Mobility, the modus operandi of landscapes

Ivonne Walls talks about “Mobility, the modus operandi of landscapes”.

Mobility in landscapes, whether urban or natural, has become the great challenge for designers and urban planners of the XXI century, since the best quality of life of its inhabitants depends on it, allowing them to move naturally and fluidly to the places where they carry out their daily activities, as well as giving meaning to the places through which they travel.

Mobility refers to the forms and logics of movement of an individual from one place to another, so understanding it is essential to ensure that any person has adequate access to the different services they need or want.

It is worth distinguishing between the term’s transportation and mobility, since it is often thought that having good means of transport ensures mobility, but this is not the case. Transportation is the act of moving people, while mobility is the individual’s ability to move freely from one place to another. In other words: transport is something you do and mobility is something you have.

“Transport is something you do and mobility is something you have.”

Currently the physical and virtual movements of people, goods, knowledge, information, etc., determine the behavior and design of our cities. The main objective of mobility does not lie in the movement itself, but in allowing us access to the resources of each place (public services, shops, recreation, knowledge, work); becoming a key piece that allows human beings to know the diversity of the world and the opportunity to access its resources. Without the possibility of movement, people are excluded from participating in collective life and from having interaction and exchange with others.

Therefore, the evolution of cities depends on achieving a balance between movement and rest, between places to be and places to travel. When this balance is broken, the city no longer fulfills its role of allowing interaction between people and the services it requires. The city is the product of a permanent dialectic between the mobile and the immobile.

Horseback riding in Tehuacan
Photography: Roberto Pérez

From the invention of the wheel until the end of the nineteenth century, humanity used three types of displacement: on foot, on horseback and by boat, being its spaces of mobility the trails and the rivers or seas. From their needs, the inhabitants configured the shape and layout of the cities, where the streets, squares and ports constituted the spaces of circulation and determined their limits.

The predominant role of the path as the most effective element of mobility that the human being has used throughout history, allowing him to move through it by different means, has been since time immemorial the obligatory bond between places, the link that unites the different spaces and that allows transit between them.

Yucalpetén, Yucatán
Photography: Fernando Méndez

With the advent of the automobile and public transport such as the tram and metro, forms of travel changed radically in just the first 40 years of the twentieth century. The means of mobility and the way of moving of the people who for two thousand years were practically the same, were drastically transformed. Mechanized transport quickly invaded the streets of cities, without an adaptation of the layout and urban spaces being carried out to receive them, causing imbalances in the mobility of citizens and the fragmentation of cities.

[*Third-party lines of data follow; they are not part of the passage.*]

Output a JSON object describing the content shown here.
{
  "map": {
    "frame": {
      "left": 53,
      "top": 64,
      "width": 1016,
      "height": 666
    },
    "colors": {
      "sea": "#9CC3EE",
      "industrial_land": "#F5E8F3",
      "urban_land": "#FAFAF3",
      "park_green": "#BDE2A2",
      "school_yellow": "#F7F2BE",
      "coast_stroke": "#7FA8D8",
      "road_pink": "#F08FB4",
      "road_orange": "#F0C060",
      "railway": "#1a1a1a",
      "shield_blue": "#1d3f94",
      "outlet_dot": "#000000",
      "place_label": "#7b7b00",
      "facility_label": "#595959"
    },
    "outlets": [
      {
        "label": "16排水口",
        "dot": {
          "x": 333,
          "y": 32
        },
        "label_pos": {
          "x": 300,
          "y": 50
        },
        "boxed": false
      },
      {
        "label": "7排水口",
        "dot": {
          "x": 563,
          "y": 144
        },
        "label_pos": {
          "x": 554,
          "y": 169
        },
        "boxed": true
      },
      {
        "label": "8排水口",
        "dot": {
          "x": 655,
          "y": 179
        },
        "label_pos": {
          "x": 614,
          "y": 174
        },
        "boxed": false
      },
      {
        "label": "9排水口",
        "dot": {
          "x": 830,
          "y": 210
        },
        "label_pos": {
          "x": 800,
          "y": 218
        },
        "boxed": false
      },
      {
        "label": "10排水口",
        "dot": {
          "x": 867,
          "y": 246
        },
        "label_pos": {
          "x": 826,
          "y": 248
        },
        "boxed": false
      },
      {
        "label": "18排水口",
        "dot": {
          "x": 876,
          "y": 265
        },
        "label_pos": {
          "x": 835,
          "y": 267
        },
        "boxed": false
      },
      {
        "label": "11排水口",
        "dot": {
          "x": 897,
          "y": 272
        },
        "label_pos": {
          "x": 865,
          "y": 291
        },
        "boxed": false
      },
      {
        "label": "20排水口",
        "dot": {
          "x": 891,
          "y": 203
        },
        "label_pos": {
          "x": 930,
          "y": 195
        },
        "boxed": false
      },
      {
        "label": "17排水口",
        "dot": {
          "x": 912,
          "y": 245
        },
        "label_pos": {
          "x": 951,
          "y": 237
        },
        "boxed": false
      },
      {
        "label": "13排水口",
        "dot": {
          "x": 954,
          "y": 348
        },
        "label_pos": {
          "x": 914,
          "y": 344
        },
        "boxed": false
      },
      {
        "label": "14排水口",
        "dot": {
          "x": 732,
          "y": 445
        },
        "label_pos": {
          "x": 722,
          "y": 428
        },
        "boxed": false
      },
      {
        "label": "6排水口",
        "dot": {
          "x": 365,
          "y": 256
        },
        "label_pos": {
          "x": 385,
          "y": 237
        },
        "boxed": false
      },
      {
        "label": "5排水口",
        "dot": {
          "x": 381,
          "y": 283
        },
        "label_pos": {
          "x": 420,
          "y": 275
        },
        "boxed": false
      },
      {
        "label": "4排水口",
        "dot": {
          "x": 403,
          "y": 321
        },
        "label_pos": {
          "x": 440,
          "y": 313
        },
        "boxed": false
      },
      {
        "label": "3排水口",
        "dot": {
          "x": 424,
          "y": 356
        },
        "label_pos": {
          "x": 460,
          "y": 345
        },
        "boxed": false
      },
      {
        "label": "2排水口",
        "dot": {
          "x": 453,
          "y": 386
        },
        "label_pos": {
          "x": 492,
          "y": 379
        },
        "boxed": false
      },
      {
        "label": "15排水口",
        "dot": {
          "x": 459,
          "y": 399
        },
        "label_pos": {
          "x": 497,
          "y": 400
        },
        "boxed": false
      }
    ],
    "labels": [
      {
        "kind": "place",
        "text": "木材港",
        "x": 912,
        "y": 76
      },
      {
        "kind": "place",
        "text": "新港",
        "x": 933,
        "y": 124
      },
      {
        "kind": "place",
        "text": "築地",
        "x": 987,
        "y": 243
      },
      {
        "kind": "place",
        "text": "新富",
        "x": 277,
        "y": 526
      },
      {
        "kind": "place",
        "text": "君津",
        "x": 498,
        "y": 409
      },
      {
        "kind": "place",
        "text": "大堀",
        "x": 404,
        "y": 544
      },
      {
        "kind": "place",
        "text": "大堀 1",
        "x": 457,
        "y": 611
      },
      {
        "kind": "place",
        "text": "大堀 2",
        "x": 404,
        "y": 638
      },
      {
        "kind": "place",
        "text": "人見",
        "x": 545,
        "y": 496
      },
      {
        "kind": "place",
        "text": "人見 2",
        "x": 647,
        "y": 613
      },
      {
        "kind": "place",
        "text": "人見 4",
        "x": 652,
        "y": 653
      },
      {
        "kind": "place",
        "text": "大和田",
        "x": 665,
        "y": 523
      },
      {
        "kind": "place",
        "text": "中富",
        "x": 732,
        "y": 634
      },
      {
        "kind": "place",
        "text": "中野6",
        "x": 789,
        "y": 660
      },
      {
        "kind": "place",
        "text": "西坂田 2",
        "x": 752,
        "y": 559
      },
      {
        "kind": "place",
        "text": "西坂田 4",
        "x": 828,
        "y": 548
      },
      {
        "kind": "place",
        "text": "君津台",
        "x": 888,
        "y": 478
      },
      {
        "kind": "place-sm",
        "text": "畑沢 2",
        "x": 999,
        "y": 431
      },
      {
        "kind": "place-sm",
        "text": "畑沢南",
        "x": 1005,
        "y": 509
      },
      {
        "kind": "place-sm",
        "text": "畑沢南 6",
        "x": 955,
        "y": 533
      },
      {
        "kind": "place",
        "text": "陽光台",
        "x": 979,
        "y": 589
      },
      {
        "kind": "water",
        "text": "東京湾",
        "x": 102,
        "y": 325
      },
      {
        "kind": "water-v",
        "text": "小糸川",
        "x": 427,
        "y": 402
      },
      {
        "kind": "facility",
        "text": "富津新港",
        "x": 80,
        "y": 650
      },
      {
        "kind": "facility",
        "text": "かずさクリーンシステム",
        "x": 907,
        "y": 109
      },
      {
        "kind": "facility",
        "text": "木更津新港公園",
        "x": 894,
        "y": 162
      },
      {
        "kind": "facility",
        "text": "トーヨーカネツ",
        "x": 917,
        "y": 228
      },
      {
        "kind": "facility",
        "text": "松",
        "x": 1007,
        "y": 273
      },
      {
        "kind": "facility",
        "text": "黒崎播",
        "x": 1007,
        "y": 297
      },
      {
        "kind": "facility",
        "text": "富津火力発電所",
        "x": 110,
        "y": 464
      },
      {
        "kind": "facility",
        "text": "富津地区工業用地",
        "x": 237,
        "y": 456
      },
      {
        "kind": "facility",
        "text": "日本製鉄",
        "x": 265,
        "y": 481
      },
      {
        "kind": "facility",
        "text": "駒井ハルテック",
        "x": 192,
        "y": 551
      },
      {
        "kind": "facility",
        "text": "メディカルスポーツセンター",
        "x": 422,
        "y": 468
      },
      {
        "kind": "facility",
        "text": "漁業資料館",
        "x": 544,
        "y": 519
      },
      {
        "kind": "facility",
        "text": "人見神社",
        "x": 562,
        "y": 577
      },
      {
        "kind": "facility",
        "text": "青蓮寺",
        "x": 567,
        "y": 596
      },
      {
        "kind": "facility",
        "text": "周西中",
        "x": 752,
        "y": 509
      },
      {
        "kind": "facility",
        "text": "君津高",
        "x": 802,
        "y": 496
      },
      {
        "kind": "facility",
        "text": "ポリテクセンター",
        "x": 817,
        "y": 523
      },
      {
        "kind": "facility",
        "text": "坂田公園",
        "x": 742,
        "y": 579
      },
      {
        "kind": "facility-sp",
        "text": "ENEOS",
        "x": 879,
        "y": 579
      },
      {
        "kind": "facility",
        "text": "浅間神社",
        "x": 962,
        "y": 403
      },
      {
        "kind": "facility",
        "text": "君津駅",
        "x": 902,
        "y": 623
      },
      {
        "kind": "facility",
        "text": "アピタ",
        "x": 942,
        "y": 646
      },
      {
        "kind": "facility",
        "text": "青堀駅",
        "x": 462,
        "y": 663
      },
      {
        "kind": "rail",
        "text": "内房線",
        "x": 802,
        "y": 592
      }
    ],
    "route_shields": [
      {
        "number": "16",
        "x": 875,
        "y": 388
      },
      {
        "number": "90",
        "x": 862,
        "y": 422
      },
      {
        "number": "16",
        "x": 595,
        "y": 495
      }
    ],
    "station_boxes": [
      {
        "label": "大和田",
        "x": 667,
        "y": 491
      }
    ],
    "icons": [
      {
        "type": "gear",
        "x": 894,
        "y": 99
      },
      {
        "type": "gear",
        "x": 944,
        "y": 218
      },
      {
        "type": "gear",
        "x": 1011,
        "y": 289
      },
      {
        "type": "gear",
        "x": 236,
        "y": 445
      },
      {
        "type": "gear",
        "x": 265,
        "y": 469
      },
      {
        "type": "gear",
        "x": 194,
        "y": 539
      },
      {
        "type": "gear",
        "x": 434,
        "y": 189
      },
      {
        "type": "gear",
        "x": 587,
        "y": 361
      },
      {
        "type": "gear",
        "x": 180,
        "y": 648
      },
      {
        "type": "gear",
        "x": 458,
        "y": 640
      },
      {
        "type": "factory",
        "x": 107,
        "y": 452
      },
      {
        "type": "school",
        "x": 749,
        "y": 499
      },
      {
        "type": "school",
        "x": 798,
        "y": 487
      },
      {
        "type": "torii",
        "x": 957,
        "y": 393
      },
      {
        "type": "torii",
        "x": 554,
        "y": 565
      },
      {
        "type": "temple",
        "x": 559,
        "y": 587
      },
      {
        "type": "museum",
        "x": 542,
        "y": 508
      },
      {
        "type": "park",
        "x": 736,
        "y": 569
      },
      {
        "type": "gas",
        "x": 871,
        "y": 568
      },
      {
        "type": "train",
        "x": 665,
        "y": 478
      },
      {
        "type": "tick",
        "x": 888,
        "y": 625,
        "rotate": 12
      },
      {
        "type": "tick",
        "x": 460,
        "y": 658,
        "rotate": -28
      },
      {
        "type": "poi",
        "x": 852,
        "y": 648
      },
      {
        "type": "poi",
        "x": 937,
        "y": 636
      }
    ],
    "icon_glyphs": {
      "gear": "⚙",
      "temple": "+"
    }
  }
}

The main objective of displacement, which was to reach a place, changed to moving as fast as possible. Speed has become a new value for human beings.

Holland
Photography: Lumi Lara

Faced with the problems of congestion and the ecological damage caused by the excessive use of the automobile, at the beginning of the XXI century a new reflection began to emerge around the spaces of mobility, which highlights the need to revalue the forms of displacement dethroned by their monopoly and the urgency of carrying out urban rehabilitations for their development: the train, the walk, and the bicycle.

Faced with this scenario, it is beginning to become aware that it is inescapable and possible to design cities contemplating several levels of mobility, ranging from walking to the use of public transport.

Cyclist at Ave. Jalisco Photography: Thelma Cecilia

By creating accessible service centers close to communities, people can get around on foot or by bicycle, reducing car use and decreasing its negative consequences.

Increasingly, the need of people, not only to move, but also to do so enjoying the route has become relevant.

Second edition of the pedestrian race
in the region of the biosphere reserve Photography: José Manuel Muños

In addition, a new awareness of the importance of health, both physical and mental, has led citizens around the world to change the way they move, forcing them to redesign the urban layout to include adequate mobility routes according to their needs. A clear example would be the bike paths in Holland, which have drastically reduced the use of the car and public transport, allowing the inhabitants to appropriate the places and give them a new meaning.

This permanent transformation of the urban layout allows us to understand that, as the urban sociologist Elisa Mendoza-Hatjchecorne affirms, mobility is the modus operandi of landscapes and that designers are obliged to include all their varieties to achieve a balance and sustainability that allows them to be efficient without losing their cultural meaning and their potential as an experience.

However, it is not only about modifying the landscape but also about responding to the need to make these places spaces of life and experiences; to evoke its vocation for the environment, to give magic to walkable spaces, to spaces dedicated to multimodality and to the roads of shared modes (bicycles, motorcycles and cars). In short, to turn the places of mobility into spaces of new social practices and new sensory experiences.